Istituto da Vinci, nuovo summit Di Nino offre la sede alternativa

Oggi il vertice coi tecnici della Provincia, in vista un possibile slittamento dell’avvio delle lezioni E sul De Nino-Morandi atteso l’esame delle offerte per un edificio in fitto dove trasferire gli alunni
PRATOLA PELIGNA. Giorno cruciale per il futuro dell’Istituto tecnico industriale Leonardo da Vinci di Pratola Peligna. Oggi, infatti, è atteso un vertice con i tecnici della Provincia per stabilire in che modo bisognerà procedere per far sì che i ragazzi possano tornare in classe in tutta sicurezza. Intanto, il Comune di Pratola Peligna ha convocato per domani pomeriggio alle 15 un’assise civica straordinaria richiesta dai consiglieri d’opposizione proprio sulla questione. Ieri mattina il presidente della Provincia dell’Aquila Angelo Caruso, il sindaco di Pratola Peligna Antonella Di Nino, il vicesindaco e consigliere provinciale Nunzio Tarantelli e la nuova preside dell’istituto Luigina D’Amico sono stati ricevuti dal prefetto Cinzia Torraco, che ha voluto conoscere la situazione sia del da Vinci, sia dell’istituto per geometri Morandi e del tecnico economico De Nino. «Si è trattato principalmente di un incontro interlocutorio», ha spiegato il presidente della Provincia dell’Aquila, Caruso, «nel corso del quale abbiamo fornito le notizie sullo stato dell’arte dell’Istituto e su tutto quello che stiamo facendo per far tornare i ragazzi in classe in sicurezza. Domani mattina (oggi per chi legge) avremo invece un confronto direttamente a Pratola Peligna con i tecnici per capire come poter procedere».

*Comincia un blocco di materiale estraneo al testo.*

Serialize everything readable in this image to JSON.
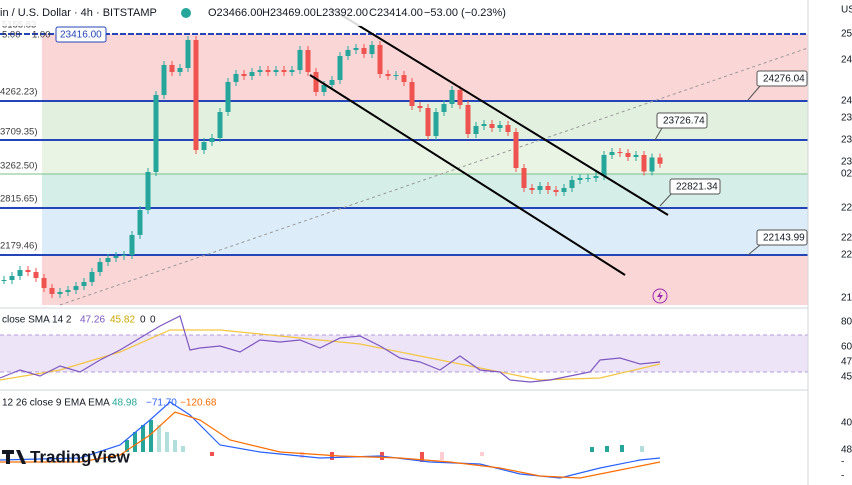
{
  "header": {
    "symbol": "in / U.S. Dollar · 4h · BITSTAMP",
    "open": "O23466.00",
    "high": "H23469.00",
    "low": "L23392.00",
    "close": "C23414.00",
    "change": "−53.00 (−0.23%)"
  },
  "price_chart": {
    "ylim": [
      21507.5,
      25625
    ],
    "closes": [
      21845,
      21899,
      21980,
      21953,
      21872,
      21737,
      21656,
      21683,
      21710,
      21764,
      21818,
      21953,
      22088,
      22142,
      22169,
      22183,
      22453,
      22790,
      23303,
      24343,
      24748,
      24653,
      24707,
      25085,
      23600,
      23708,
      23762,
      24113,
      24518,
      24626,
      24599,
      24653,
      24680,
      24653,
      24680,
      24653,
      24680,
      24950,
      24653,
      24383,
      24478,
      24545,
      24869,
      24950,
      24977,
      24896,
      25018,
      24626,
      24599,
      24612,
      24518,
      24194,
      24167,
      23789,
      24113,
      24221,
      24410,
      24208,
      23816,
      23924,
      23951,
      23897,
      23937,
      23843,
      23357,
      23087,
      23060,
      23114,
      23060,
      23033,
      23087,
      23195,
      23222,
      23222,
      23249,
      23533,
      23573,
      23560,
      23506,
      23533,
      23310,
      23499,
      23414
    ],
    "level_labels": [
      "5155.83",
      "5.00",
      "1.00",
      "23416.00",
      "4262.23)",
      "3709.35)",
      "3262.50)",
      "2815.65)",
      "2179.46)"
    ],
    "callouts": [
      "24276.04",
      "23726.74",
      "22821.34",
      "22143.99"
    ]
  },
  "rsi": {
    "label": "close SMA 14 2",
    "values_text": [
      "47.26",
      "45.82",
      "0",
      "0"
    ]
  },
  "macd": {
    "label": "12 26 close 9 EMA EMA",
    "values_text": [
      "48.98",
      "−71.70",
      "−120.68"
    ]
  },
  "right_axis": [
    "US",
    "25",
    "24",
    "24",
    "23",
    "23",
    "23",
    "02",
    "22",
    "22",
    "22",
    "21",
    "80",
    "60",
    "47",
    "45",
    "40",
    "48",
    "-",
    "-"
  ],
  "brand": "TradingView"
}
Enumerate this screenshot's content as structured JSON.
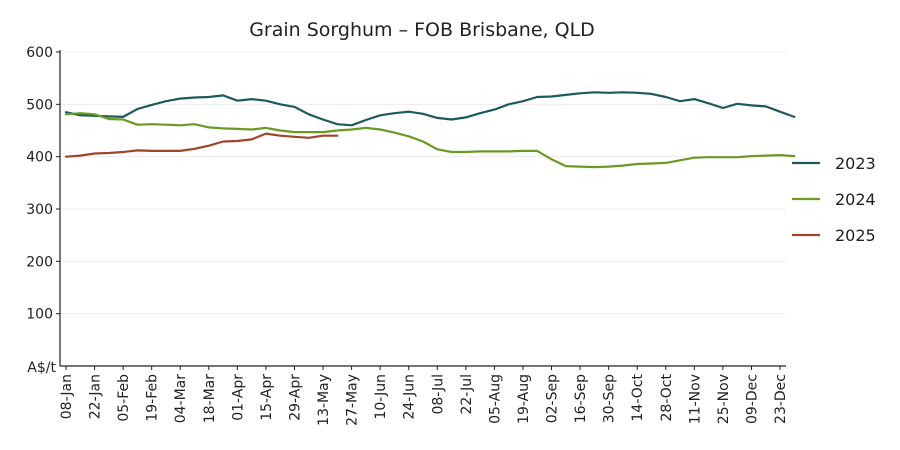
{
  "chart_data": {
    "type": "line",
    "title": "Grain Sorghum – FOB Brisbane, QLD",
    "ylabel": "A$/t",
    "xlabel": "",
    "ylim": [
      0,
      600
    ],
    "yticks": [
      "100",
      "200",
      "300",
      "400",
      "500",
      "600"
    ],
    "grid": "horizontal",
    "legend_position": "right",
    "x_ticks": [
      "08-Jan",
      "22-Jan",
      "05-Feb",
      "19-Feb",
      "04-Mar",
      "18-Mar",
      "01-Apr",
      "15-Apr",
      "29-Apr",
      "13-May",
      "27-May",
      "10-Jun",
      "24-Jun",
      "08-Jul",
      "22-Jul",
      "05-Aug",
      "19-Aug",
      "02-Sep",
      "16-Sep",
      "30-Sep",
      "14-Oct",
      "28-Oct",
      "11-Nov",
      "25-Nov",
      "09-Dec",
      "23-Dec"
    ],
    "x_step_days": 7,
    "series": [
      {
        "name": "2023",
        "color": "#1d5a5e",
        "values": [
          485,
          479,
          478,
          477,
          476,
          491,
          499,
          506,
          511,
          513,
          514,
          517,
          507,
          510,
          507,
          500,
          495,
          481,
          471,
          462,
          460,
          470,
          479,
          483,
          486,
          482,
          474,
          471,
          475,
          483,
          490,
          500,
          506,
          514,
          515,
          518,
          521,
          523,
          522,
          523,
          522,
          520,
          514,
          506,
          510,
          502,
          493,
          501,
          498,
          496,
          486,
          476
        ]
      },
      {
        "name": "2024",
        "color": "#6b9a22",
        "values": [
          481,
          483,
          481,
          472,
          471,
          461,
          462,
          461,
          460,
          462,
          456,
          454,
          453,
          452,
          455,
          450,
          447,
          447,
          447,
          450,
          452,
          455,
          452,
          446,
          439,
          429,
          414,
          409,
          409,
          410,
          410,
          410,
          411,
          411,
          395,
          382,
          381,
          380,
          381,
          383,
          386,
          387,
          388,
          393,
          398,
          399,
          399,
          399,
          401,
          402,
          403,
          401
        ]
      },
      {
        "name": "2025",
        "color": "#a0442c",
        "values": [
          400,
          402,
          406,
          407,
          409,
          412,
          411,
          411,
          411,
          415,
          421,
          429,
          430,
          433,
          444,
          440,
          438,
          436,
          440,
          440
        ]
      }
    ]
  }
}
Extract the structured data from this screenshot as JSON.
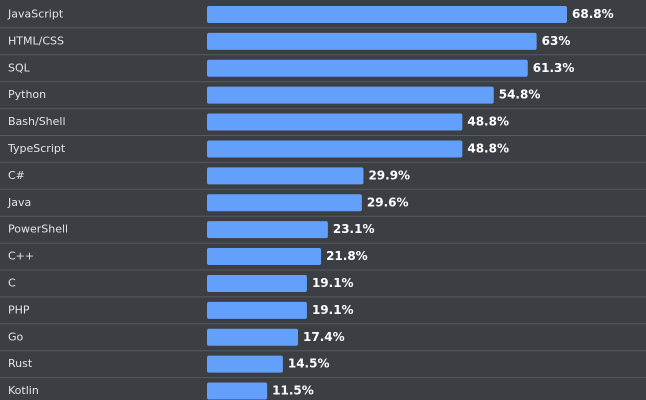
{
  "chart_data": {
    "type": "bar",
    "orientation": "horizontal",
    "title": "",
    "xlabel": "",
    "ylabel": "",
    "xlim": [
      0,
      68.8
    ],
    "categories": [
      "JavaScript",
      "HTML/CSS",
      "SQL",
      "Python",
      "Bash/Shell",
      "TypeScript",
      "C#",
      "Java",
      "PowerShell",
      "C++",
      "C",
      "PHP",
      "Go",
      "Rust",
      "Kotlin"
    ],
    "values": [
      68.8,
      63,
      61.3,
      54.8,
      48.8,
      48.8,
      29.9,
      29.6,
      23.1,
      21.8,
      19.1,
      19.1,
      17.4,
      14.5,
      11.5
    ],
    "value_labels": [
      "68.8%",
      "63%",
      "61.3%",
      "54.8%",
      "48.8%",
      "48.8%",
      "29.9%",
      "29.6%",
      "23.1%",
      "21.8%",
      "19.1%",
      "19.1%",
      "17.4%",
      "14.5%",
      "11.5%"
    ],
    "colors": {
      "background": "#3b3e43",
      "bar": "#62a0fb",
      "divider": "#555a61",
      "label": "#e2e4e8",
      "value": "#ffffff"
    }
  }
}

Il sindaco Di Nino e il vice Tarantelli hanno, dal canto loro, confermato la piena disponibilità a ospitare gli studenti, il personale docente e amministrativo dell’Iti nella struttura di piazza Indipendenza come già annunciato nei giorni scorsi. «La fattibilità della soluzione indicata è strettamente connessa all’indice di vulnerabilità sismica dell’edificio di piazza Indipendenza», hanno evidenziato gli amministratori comunali, «che mostra i valori idonei a consentire l’accoglimento di studenti e personale, nelle more dei lavori necessari sulla struttura dell’Iti da Vinci che saranno indicati dai tecnici competenti con la relativa tempistica». Il sindaco e il suo vice hanno poi aggiunto: «In attesa di avere una risposta circa la ripartenza in sede o meno, organizzeremo con l’ufficio tecnico le attività di pulizia, sanificazione e organizzazione degli spazi nella scuola di piazza Indipendenza, al fine di garantire le condizioni idonee per lo svolgimento delle relative attività». Nessuno dei presenti ha confermato davanti al prefetto Torraco che le lezioni potranno ricominciare regolarmente come da calendario scolastico. Un possibile slittamento di qualche giorno potrebbe quindi essere necessario per dare la possibilità alla Provincia di ultimare le indagini sulla struttura scolastica.
Oggi, intanto, saranno prese in esame le domande pervenute all’Ente in risposta all’avviso pubblico per la ricerca di una struttura in affitto a Sulmona dove poter ospitare il De Nino- Morandi.